Input/output validation, Input Sanitization, and prompt hygiene

To mitigate prompt injection and leakage, OWASP recommends:[4]

  • Sanitizing prompts and clearly marking untrusted segments
  • Robust Input Sanitization (normalize encodings, strip homoglyphs) before reaching the model
  • Encoding outputs before any downstream execution
  • Strictly constraining tool parameters and execution contexts

Jailbreak research shows many attacks rely on recognizable meta-patterns that can be filtered or flagged pre-model.[2]

Static and dynamic analysis for skills

Marketplace operators should:

  • Statistically scan descriptions/templates for jailbreak or injection signatures[2][4]
  • Detect “ignore safety” patterns or suspicious external endpoints often used for C2[8]
  • Run skills in sandboxes with synthetic tests probing for policy bypass

Guidelines encourage red-teaming with jailbreak prompts and adversarial content before publication.[2][6]

Principle of least privilege and attestation

Apply least privilege rigorously:

  • Limit each skill to specific APIs, datasets, operations[6][9]
  • Use granular tokens per tenant/environment
  • Require multi-stage review and attestation for high-privilege skills (e.g., money movement, admin changes)[6]

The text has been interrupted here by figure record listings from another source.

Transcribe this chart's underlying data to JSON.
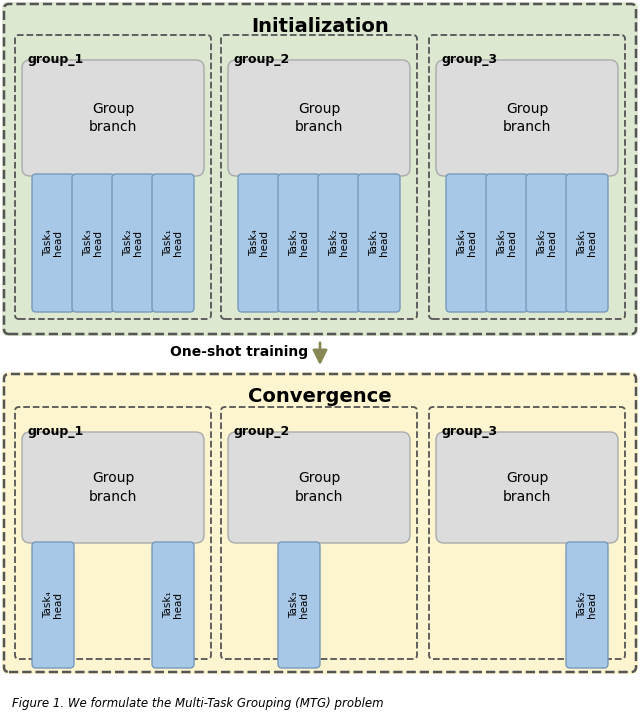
{
  "title_init": "Initialization",
  "title_conv": "Convergence",
  "arrow_label": "One-shot training",
  "caption": "Figure 1. We formulate the Multi-Task Grouping (MTG) problem",
  "init_bg": "#dde8d0",
  "conv_bg": "#fdf5d0",
  "group_init_bg": "#dde8d0",
  "group_conv_bg": "#fdf5d0",
  "branch_bg": "#dcdcdc",
  "task_head_color": "#a8c8e8",
  "task_head_edge": "#7799bb",
  "group_labels": [
    "group_1",
    "group_2",
    "group_3"
  ],
  "init_task_labels": [
    [
      "Task₄\nhead",
      "Task₃\nhead",
      "Task₂\nhead",
      "Task₁\nhead"
    ],
    [
      "Task₄\nhead",
      "Task₃\nhead",
      "Task₂\nhead",
      "Task₁\nhead"
    ],
    [
      "Task₄\nhead",
      "Task₃\nhead",
      "Task₂\nhead",
      "Task₁\nhead"
    ]
  ],
  "conv_task_labels": [
    [
      "Task₄\nhead",
      "Task₁\nhead"
    ],
    [
      "Task₃\nhead"
    ],
    [
      "Task₂\nhead"
    ]
  ],
  "conv_task_slot_positions": [
    [
      0,
      3
    ],
    [
      1
    ],
    [
      3
    ]
  ]
}
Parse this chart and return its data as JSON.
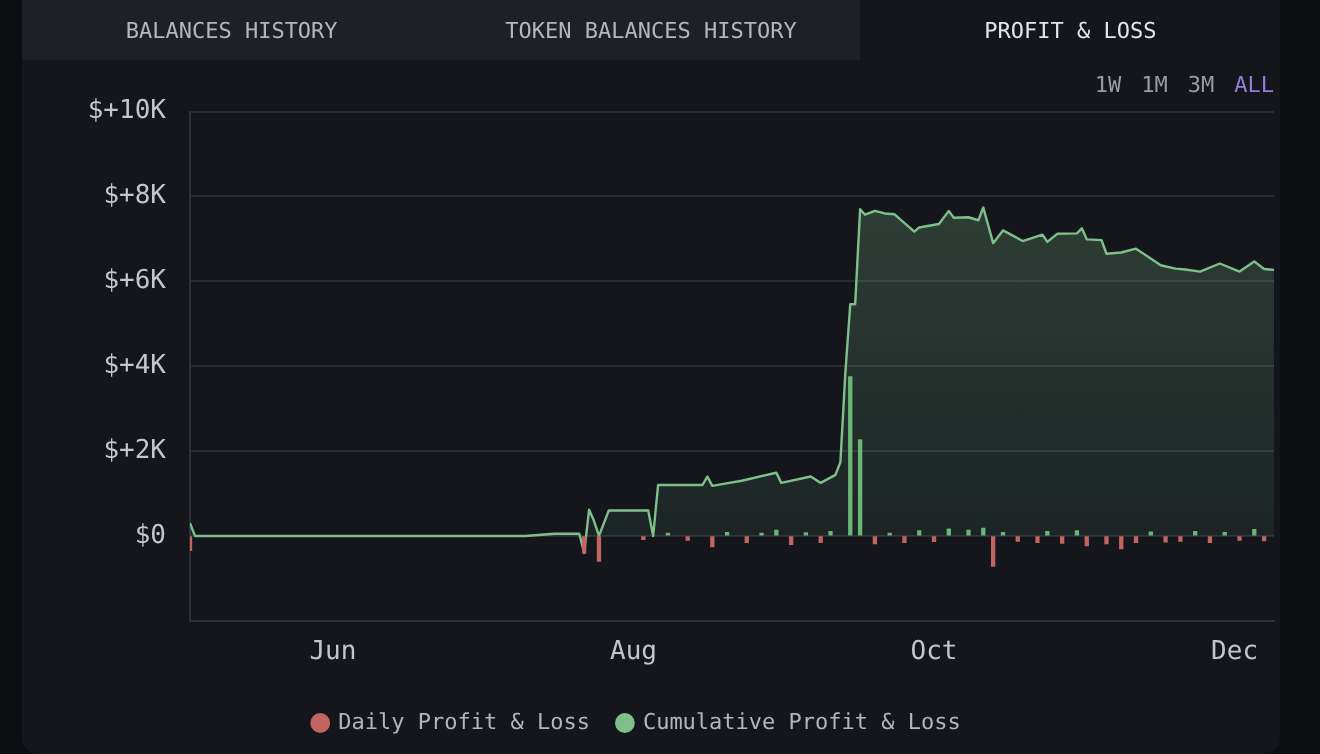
{
  "chart_data": {
    "type": "area",
    "annotations": [
      "BALANCES HISTORY",
      "TOKEN BALANCES HISTORY",
      "PROFIT & LOSS",
      "1W",
      "1M",
      "3M",
      "ALL"
    ],
    "xlim": [
      "--05-03",
      "--12-09"
    ],
    "xticks": [
      {
        "value": "--06-01",
        "label": "Jun"
      },
      {
        "value": "--08-01",
        "label": "Aug"
      },
      {
        "value": "--10-01",
        "label": "Oct"
      },
      {
        "value": "--12-01",
        "label": "Dec"
      }
    ],
    "ylim": [
      -2000,
      10000
    ],
    "yticks": [
      {
        "value": -2000,
        "label": null
      },
      {
        "value": 0,
        "label": "$0"
      },
      {
        "value": 2000,
        "label": "$+2K"
      },
      {
        "value": 4000,
        "label": "$+4K"
      },
      {
        "value": 6000,
        "label": "$+6K"
      },
      {
        "value": 8000,
        "label": "$+8K"
      },
      {
        "value": 10000,
        "label": "$+10K"
      }
    ],
    "grid": "y",
    "legend": "bottom",
    "marker": "none",
    "line_style": "solid",
    "series": [
      {
        "name": "Daily Profit & Loss",
        "type": "bar",
        "color": "#c2645f",
        "x": [
          "--05-03",
          "--07-22",
          "--07-25",
          "--08-03",
          "--08-08",
          "--08-12",
          "--08-17",
          "--08-20",
          "--08-24",
          "--08-27",
          "--08-30",
          "--09-02",
          "--09-05",
          "--09-08",
          "--09-10",
          "--09-14",
          "--09-16",
          "--09-19",
          "--09-22",
          "--09-25",
          "--09-28",
          "--10-01",
          "--10-04",
          "--10-08",
          "--10-11",
          "--10-13",
          "--10-15",
          "--10-18",
          "--10-22",
          "--10-24",
          "--10-27",
          "--10-30",
          "--11-01",
          "--11-05",
          "--11-08",
          "--11-11",
          "--11-14",
          "--11-17",
          "--11-20",
          "--11-23",
          "--11-26",
          "--11-29",
          "--12-02",
          "--12-05",
          "--12-07"
        ],
        "values": [
          -340,
          -400,
          -590,
          -80,
          60,
          -100,
          -250,
          80,
          -150,
          60,
          130,
          -200,
          70,
          -150,
          100,
          3750,
          2260,
          -180,
          60,
          -150,
          120,
          -130,
          160,
          130,
          180,
          -710,
          80,
          -120,
          -150,
          100,
          -170,
          120,
          -230,
          -180,
          -300,
          -150,
          90,
          -140,
          -120,
          100,
          -150,
          80,
          -100,
          150,
          -110
        ],
        "colors": [
          "#c2645f",
          "#c2645f",
          "#c2645f",
          "#c2645f",
          "#6ab677",
          "#c2645f",
          "#c2645f",
          "#6ab677",
          "#c2645f",
          "#6ab677",
          "#6ab677",
          "#c2645f",
          "#6ab677",
          "#c2645f",
          "#6ab677",
          "#6ab677",
          "#6ab677",
          "#c2645f",
          "#6ab677",
          "#c2645f",
          "#6ab677",
          "#c2645f",
          "#6ab677",
          "#6ab677",
          "#6ab677",
          "#c2645f",
          "#6ab677",
          "#c2645f",
          "#c2645f",
          "#6ab677",
          "#c2645f",
          "#6ab677",
          "#c2645f",
          "#c2645f",
          "#c2645f",
          "#c2645f",
          "#6ab677",
          "#c2645f",
          "#c2645f",
          "#6ab677",
          "#c2645f",
          "#6ab677",
          "#c2645f",
          "#6ab677",
          "#c2645f"
        ]
      },
      {
        "name": "Cumulative Profit & Loss",
        "color": "#7fc08a",
        "x": [
          "--05-03",
          "--05-04",
          "--07-10",
          "--07-16",
          "--07-21",
          "--07-22",
          "--07-23",
          "--07-24",
          "--07-25",
          "--07-27",
          "--08-04",
          "--08-05",
          "--08-06",
          "--08-15",
          "--08-16",
          "--08-17",
          "--08-19",
          "--08-23",
          "--08-30",
          "--08-31",
          "--09-06",
          "--09-08",
          "--09-11",
          "--09-12",
          "--09-13",
          "--09-14",
          "--09-15",
          "--09-16",
          "--09-17",
          "--09-19",
          "--09-21",
          "--09-23",
          "--09-27",
          "--09-28",
          "--10-02",
          "--10-04",
          "--10-05",
          "--10-08",
          "--10-10",
          "--10-11",
          "--10-13",
          "--10-15",
          "--10-19",
          "--10-23",
          "--10-24",
          "--10-26",
          "--10-30",
          "--10-31",
          "--11-01",
          "--11-04",
          "--11-05",
          "--11-08",
          "--11-11",
          "--11-16",
          "--11-19",
          "--11-21",
          "--11-24",
          "--11-28",
          "--12-02",
          "--12-05",
          "--12-07",
          "--12-09"
        ],
        "values": [
          300,
          0,
          0,
          50,
          50,
          -400,
          620,
          350,
          0,
          600,
          600,
          0,
          1200,
          1200,
          1400,
          1180,
          1220,
          1300,
          1490,
          1250,
          1400,
          1250,
          1440,
          1740,
          3830,
          5460,
          5460,
          7700,
          7570,
          7660,
          7600,
          7580,
          7170,
          7270,
          7350,
          7660,
          7500,
          7510,
          7440,
          7740,
          6900,
          7200,
          6950,
          7100,
          6930,
          7120,
          7130,
          7250,
          6990,
          6970,
          6650,
          6680,
          6770,
          6380,
          6300,
          6280,
          6230,
          6420,
          6230,
          6470,
          6290,
          6270
        ]
      }
    ]
  }
}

Cyber benchmarks like CyberSOCEval can validate behavior under SOC-style scenarios before release.[5]

High-privilege skills should pass:

  • Static policy-signature checks
  • Dynamic red-team tests (jailbreak, injection)
  • Benchmark-based evaluations (malware/TI comprehension)[2][5][6]

Network hardening for AI-originated traffic

Research on LLM-guided malware shows AI assistants can act as C2 relays over trusted cloud traffic, reducing EDR signal.[8] Countermeasures:

  • Enforce egress controls and domain allowlists for AI services
  • Inspect AI-originated HTTP calls for suspicious domains/payloads
  • Log and rate-limit external calls per skill and tenant[3][8]

Continuously align with OWASP LLM Top 10 and emerging checklists; ClawHavoc-style scenarios should be standard in design reviews, threat models, and tabletop exercises.[4][6][9]


By treating marketplaces as critical supply-chain infrastructure, instrumenting agent runtimes, and enforcing zero-trust controls on skills and tools, organizations can keep ClawHavoc-class attacks from turning “verified” AI capabilities into a shared, invisible backdoor.